Legal Aid (Scotland) Act 1967
- Parliament of the United Kingdom
- Long title: An Act to consolidate certain enactments relating to legal aid and advice in Scotland and connected matters.
- Citation: 1967 c. 43
- Territorial extent: Scotland

Dates
- Royal assent: 14 July 1967
- Commencement: 14 July 1967
- Repealed: 1 April 1987

Other legislation
- Amends: See § Repealed enactments
- Repeals/revokes: See § Repealed enactments
- Amended by: Law Reform (Miscellaneous Provisions) (Scotland) Act 1980; Law Reform (Miscellaneous Provisions) (Scotland) Act 1985;
- Repealed by: Legal Aid (Scotland) Act 1986
- Relates to: Legal Aid Act 1974;

Status: Repealed

Text of statute as originally enacted

= Legal Aid (Scotland) Act 1967 =

Act of the Parliament of the United Kingdom

The Legal Aid (Scotland) Act 1967 (c. 43) was an act of the Parliament of the United Kingdom that consolidated enactments relating to legal aid and advice in Scotland.

== Provisions ==
=== Repealed enactments ===
Section 21(1) of the act repealed 5 enactments, listed in schedule 3 to the act, as far as they related to Scotland.

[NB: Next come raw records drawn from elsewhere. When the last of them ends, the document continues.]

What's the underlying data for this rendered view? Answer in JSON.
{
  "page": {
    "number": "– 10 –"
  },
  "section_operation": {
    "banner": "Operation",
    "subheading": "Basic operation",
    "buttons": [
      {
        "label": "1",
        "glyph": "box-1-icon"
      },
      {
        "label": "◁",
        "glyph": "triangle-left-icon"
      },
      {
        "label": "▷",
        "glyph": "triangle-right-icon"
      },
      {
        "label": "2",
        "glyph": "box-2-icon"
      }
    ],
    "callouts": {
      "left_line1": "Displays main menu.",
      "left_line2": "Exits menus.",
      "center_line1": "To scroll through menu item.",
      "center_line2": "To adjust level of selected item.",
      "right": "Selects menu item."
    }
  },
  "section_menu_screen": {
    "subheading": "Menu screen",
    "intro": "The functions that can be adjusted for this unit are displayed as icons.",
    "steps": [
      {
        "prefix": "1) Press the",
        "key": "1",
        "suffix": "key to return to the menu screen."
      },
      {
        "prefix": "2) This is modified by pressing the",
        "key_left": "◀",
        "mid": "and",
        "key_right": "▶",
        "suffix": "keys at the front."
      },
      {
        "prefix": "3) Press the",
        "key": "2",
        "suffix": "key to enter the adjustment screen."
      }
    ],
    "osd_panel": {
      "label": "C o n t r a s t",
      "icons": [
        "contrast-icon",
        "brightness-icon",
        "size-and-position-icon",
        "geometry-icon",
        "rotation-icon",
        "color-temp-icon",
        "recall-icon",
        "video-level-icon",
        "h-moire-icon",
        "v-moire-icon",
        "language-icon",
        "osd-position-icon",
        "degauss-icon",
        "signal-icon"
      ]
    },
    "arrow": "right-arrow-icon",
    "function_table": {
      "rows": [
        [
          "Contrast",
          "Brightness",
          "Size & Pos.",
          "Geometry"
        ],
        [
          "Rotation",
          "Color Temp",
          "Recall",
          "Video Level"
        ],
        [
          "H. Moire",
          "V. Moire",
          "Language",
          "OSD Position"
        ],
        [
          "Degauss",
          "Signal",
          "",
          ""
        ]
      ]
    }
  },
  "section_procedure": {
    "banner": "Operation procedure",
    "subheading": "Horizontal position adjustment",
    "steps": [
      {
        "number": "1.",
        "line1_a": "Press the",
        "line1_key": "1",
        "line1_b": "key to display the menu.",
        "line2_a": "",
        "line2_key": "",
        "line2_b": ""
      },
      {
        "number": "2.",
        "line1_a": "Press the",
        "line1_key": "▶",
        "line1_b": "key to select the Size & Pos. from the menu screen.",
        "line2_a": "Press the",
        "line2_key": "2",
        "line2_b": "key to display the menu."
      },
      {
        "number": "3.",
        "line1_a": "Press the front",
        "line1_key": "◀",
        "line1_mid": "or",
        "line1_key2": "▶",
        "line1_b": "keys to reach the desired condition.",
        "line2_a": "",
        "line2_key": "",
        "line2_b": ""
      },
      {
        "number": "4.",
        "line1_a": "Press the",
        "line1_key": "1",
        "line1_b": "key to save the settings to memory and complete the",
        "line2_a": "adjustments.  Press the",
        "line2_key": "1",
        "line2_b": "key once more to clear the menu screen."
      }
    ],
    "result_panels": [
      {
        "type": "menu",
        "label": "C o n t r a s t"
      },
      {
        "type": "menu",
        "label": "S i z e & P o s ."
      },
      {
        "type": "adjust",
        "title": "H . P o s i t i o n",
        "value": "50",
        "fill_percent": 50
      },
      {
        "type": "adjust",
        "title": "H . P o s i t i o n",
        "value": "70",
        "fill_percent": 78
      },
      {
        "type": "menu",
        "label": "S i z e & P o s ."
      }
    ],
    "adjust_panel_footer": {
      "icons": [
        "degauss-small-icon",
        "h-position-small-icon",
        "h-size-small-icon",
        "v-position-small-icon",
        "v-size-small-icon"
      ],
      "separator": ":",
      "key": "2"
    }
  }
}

Enactments repealed by section 21(1)
| Citation | Short title | Extent of repeal |
|---|---|---|
| 12, 13 & 14 Geo. 6. c. 63 | Legal Aid and Solicitors (Scotland) Act 1949 | The whole act. |
| 8 & 9 Eliz. 2. c. 28 | Legal Aid Act 1960 | The whole act. |
| 1963 c. 39 | Criminal Justice (Scotland) Act 1963 | Section 48, Schedule 4. |
| 1964 c. 30 | Legal Aid Act 1964 | The whole act. |
| 1966 c. 20 | Ministry of Social Security Act 1966 | In Schedule 6, paragraph 13. |

== Subsequent developments ==
The whole act was repealed by section 45(3) of, and schedule 5 to, the Legal Aid (Scotland) Act 1986, which came into force on 1 April 1987.